For the second point, I will need a new chapter:
Services vs. data publishing
When you are creating a production ready app, you do not want the government to host e.g., your full text search service. Can you imagine Google relying on the full text search of your government to give you search results? Of course not:
- you cannot rely on the government to provide you a reasonable uptime for this service that will be harder and harder to keep online if your user base grows
- there are many different parameters to a full text search query, and if you want to innovate, you need to be in control of the query execution algorithm
- you cannot ask combined full text search queries over different governmental websites: you can only ask the servers separately, but integrating both result sets will be troublesome.
Other example services than full text search services are things like geo-queries, or exposing a query language such as graphql, sparql or sql, or route planning, or geocoding, or …
So, if you want to use data from the government in your production apps or your next start-up, you will want data access which allows you to replicate the entire dataset on your own machines. That is why we need the government to publish their data licensed under e.g., a CC0 license.
But what does it mean to publish your data? What is the distinction between publishing your data and a data service? At iMinds, we like to visualize this as an axis as follows:
A data dump is certainly data publishing, yet there are many drawbacks to publishing a data dump: when publishing data that changes often, having to update this data dump on your server every, let’s say second, is a bit much. That’s why I think a more Web-ish approach would not hurt: small documents (JSON, HTML, whatever) that link together a big Web of knowledge. An interesting way of working towards that is having a resource oriented approach, where you first identify all the resources you have in your dataset using a global identifier (such as a URI). Then, you create documents of data (identified by e.g., a URL) which contain something about these resources. The documents can be structured just like you would structure your website, and links direct you from one document to the other. This way, programmers can write source code that follows links (the idea of hypermedia!) to answer more difficult questions that those answered in only one document. And for the documents themself, they are small enough to contain rapidly changing data.
Setting the bad example
The Europeana API: well documented by Ruben Verborgh in his blogpost The Lie of the API.
Setting the good example
Check out schema.org! It is a way to annotate your HTML-pages with rich snippets. This way, the scraping of the website to generate a data dump goes easier, and the entire Web becomes more structured as websites are annotated with similar properties.
Check out Linked Data Fragments. It is a way to publish your data in fragments which makes clients, when asking multiple small questions to download parts of the dataset just in time, still able to ask very complicated questions. This is the true power of the Web: combining resources to solve difficult questions.
Check out the website of the city of Ghent, which provide rich snippets with Linked Data
Check out Linked Connections: it is Linked Data Fragments applied to route planning.

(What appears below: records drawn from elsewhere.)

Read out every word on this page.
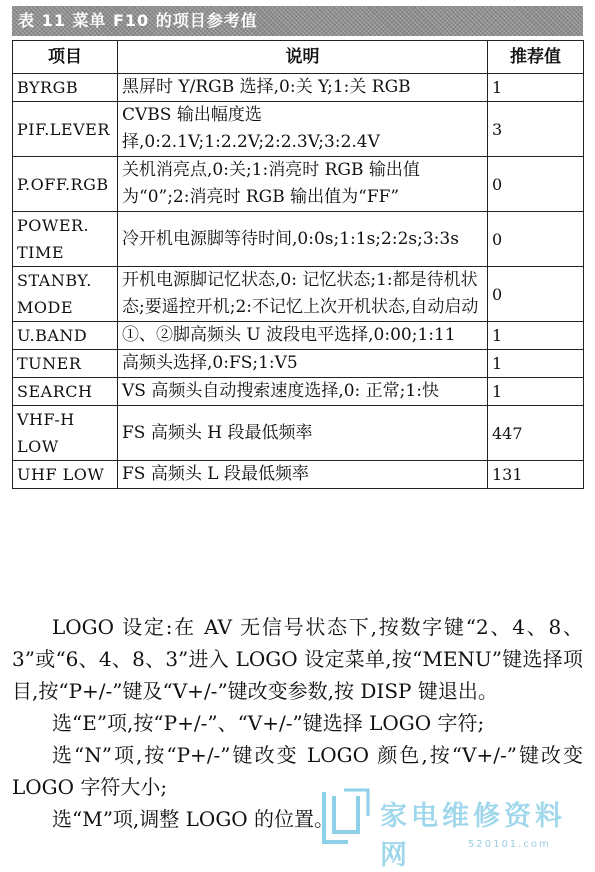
表 11 菜单 F10 的项目参考值
项目	说明	推荐值
BYRGB	黑屏时 Y/RGB 选择,0:关 Y;1:关 RGB	1
PIF.LEVER	CVBS 输出幅度选择,0:2.1V;1:2.2V;2:2.3V;3:2.4V	3
P.OFF.RGB	关机消亮点,0:关;1:消亮时 RGB 输出值为“0”;2:消亮时 RGB 输出值为“FF”	0
POWER. TIME	冷开机电源脚等待时间,0:0s;1:1s;2:2s;3:3s	0
STANBY. MODE	开机电源脚记忆状态,0: 记忆状态;1:都是待机状态;要遥控开机;2:不记忆上次开机状态,自动启动	0
U.BAND	①、②脚高频头 U 波段电平选择,0:00;1:11	1
TUNER	高频头选择,0:FS;1:V5	1
SEARCH	VS 高频头自动搜索速度选择,0: 正常;1:快	1
VHF-H LOW	FS 高频头 H 段最低频率	447
UHF LOW	FS 高频头 L 段最低频率	131

LOGO 设定:在 AV 无信号状态下,按数字键“2、4、8、3”或“6、4、8、3”进入 LOGO 设定菜单,按“MENU”键选择项目,按“P+/-”键及“V+/-”键改变参数,按 DISP 键退出。

选“E”项,按“P+/-”、“V+/-”键选择 LOGO 字符;

选“N”项,按“P+/-”键改变 LOGO 颜色,按“V+/-”键改变 LOGO 字符大小;

选“M”项,调整 LOGO 的位置。	家电维修资料网	520101.com
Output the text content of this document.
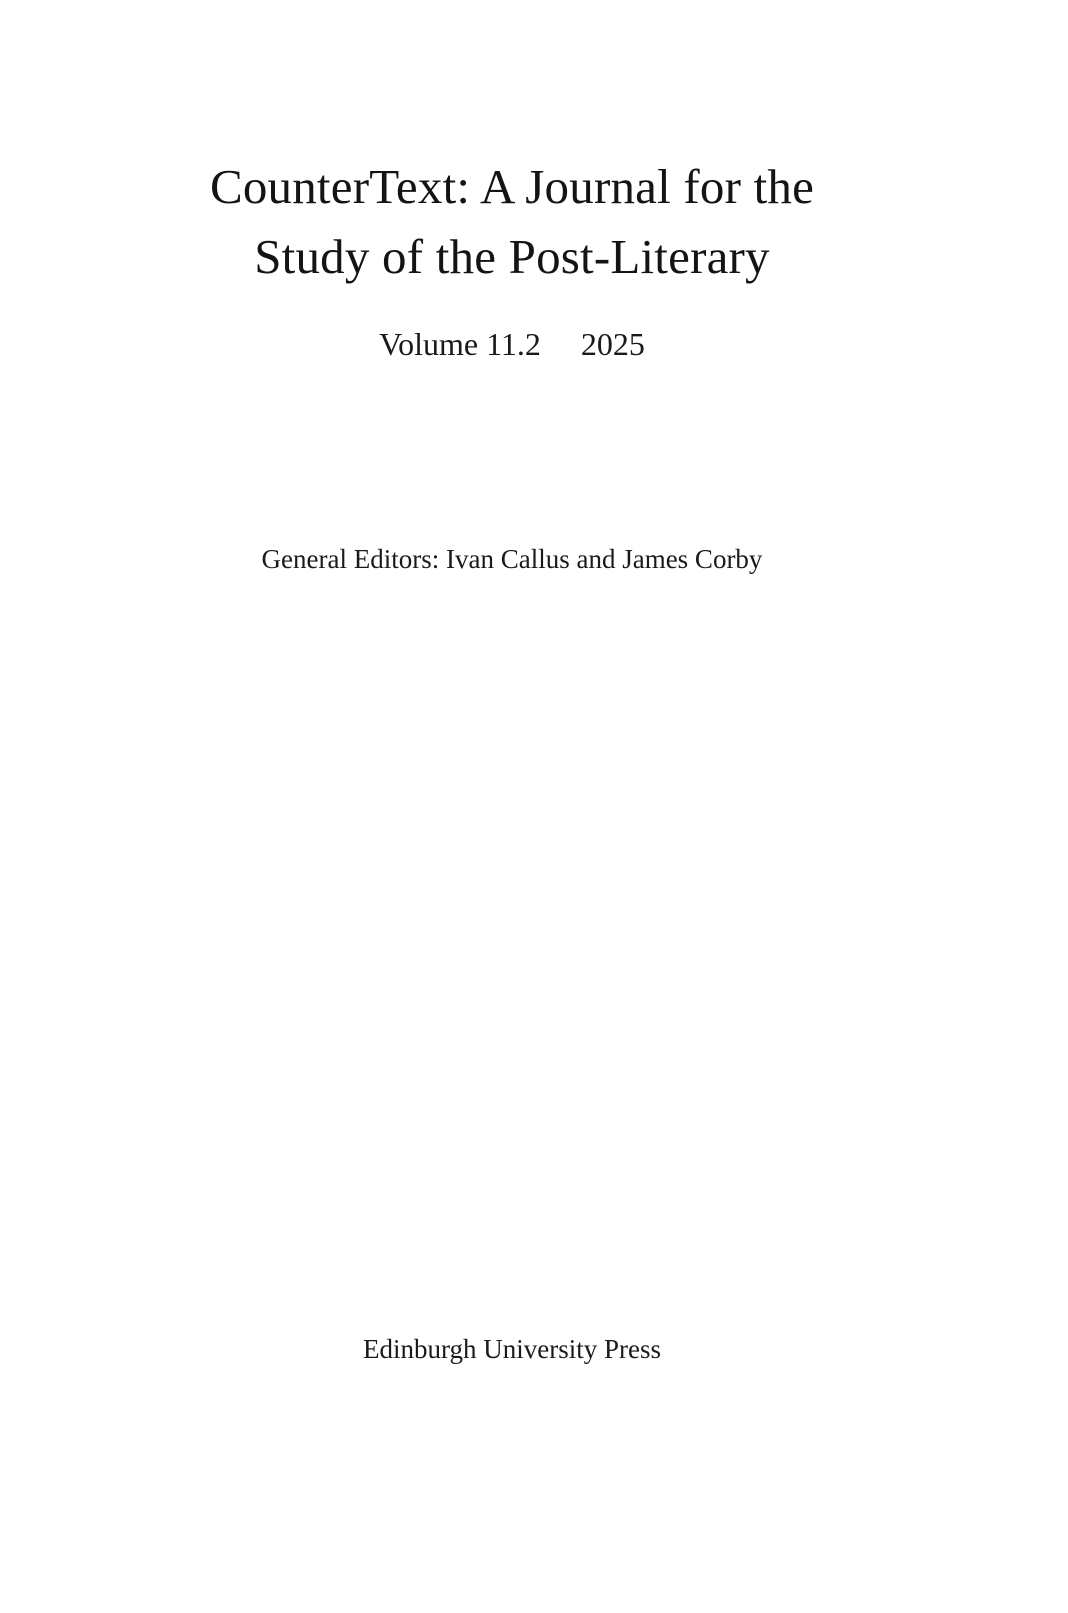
CounterText: A Journal for the
Study of the Post-Literary
Volume 11.2 2025
General Editors: Ivan Callus and James Corby
Edinburgh University Press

Huh? So what are you doing with api.iRail.be? Is that not a good example?
Indeed: it is not a good example of how to publish Open Data. We also never said it is the goal of api.iRail.be to publish the data: after all, we are not the data owner. We have created a service, available for free for everyone, which enables everyone to do calculate routes on the Belgian railway network and display this in various apps, such as Railer and BeTrains. We do this as a non-profit project that wants to make our transport experience in Belgium better. For the data dumps itself, head to gtfs.irail.be. In the same logic, I applaud any initiative of open data reusers offering free services to hobby developers, but you will hear me complain when a data publisher is spending its time on this instead of raising their own data quality.